Laut Nato-Generalsekretär Jens Stoltenberg sollen die Länder des Bündnisses mindestens zwei Prozent des BIP für die Verteidigung ausgeben. Aber Polen will sich damit nicht zufriedengeben. „Wir sind die Frontlinie der europäischen Verteidigung“, sagt ein Rüstungsvertreter des Landes. Und ein britischer Soldat im Tarnanzug, der offenbar an den Stand von UK Defence & Security Exports abkommandiert worden ist, meint: „Alle sollten es so machen wie die Polen.“
Polen will möglichst viele Rüstungsgüter selbst produzieren
Dabei will sich das Land von ausländischen Lieferanten möglichst unabhängig machen. „Polen will möglichst viel selbst produzieren“, sagt Mateusz Roszkiewicz von der staatlichen Rüstungsholding PGZ. Noch ist die Rüstungsindustrie des Landes aber nicht in der Lage, die Produktion so rasch hochzufahren, wie das die Regierung wünscht.
Polen bezieht derzeit viele Rüstungsgüter aus Südkorea, etwa Kampfflugzeuge. Das asiatische Land ist als „Lead Nation“ Ehrengast der MSPO und mit einer großen Delegation vertreten. Südkorea grenzt an einen unberechenbaren Nachbarn, Nordkorea, und fürchtet die Großmacht China. Entsprechend schlagkräftig und modern ist die Armee des Landes ausgerüstet.
Polen sieht sich in Europa in einer ähnlichen Situation. Vor allem ist Südkorea aber in der Lage, rasch Waffen zu liefern; anders als in den Nato-Ländern hat man dort die Rüstung nie zurückgefahren.

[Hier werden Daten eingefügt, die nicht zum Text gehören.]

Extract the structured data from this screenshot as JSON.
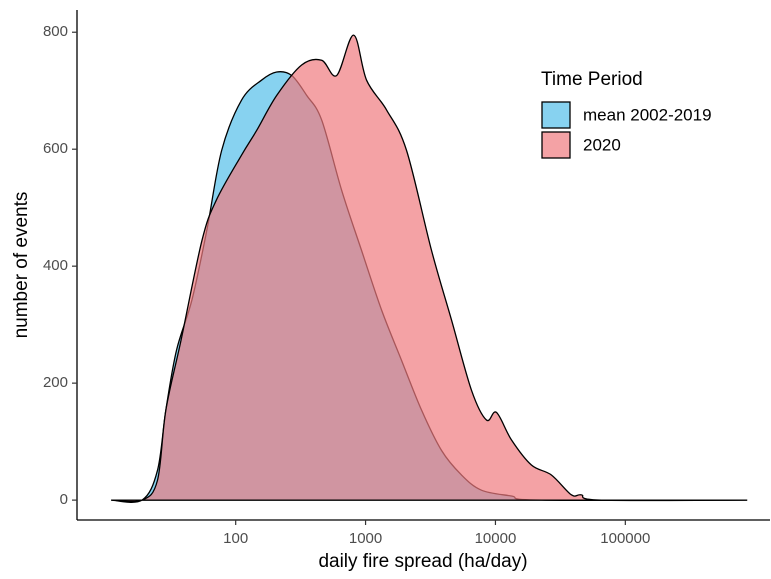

Am Abend nach Messeschluss herrschen auf den Straßen rund um das Ausstellungsgelände Stau und Durcheinander. Kielce ist zwar eine Großstadt mit 200.000 Einwohnern, die dürftige Verkehrsinfrastruktur ist dem Ansturm der Industrievertreter aber nicht gewachsen. Sie werden in Kleinbussen transportiert oder quetschen sich in die selten fahrenden öffentlichen Busse. Investitionen täten auch hier not. Doch dafür ist zu wenig Geld da.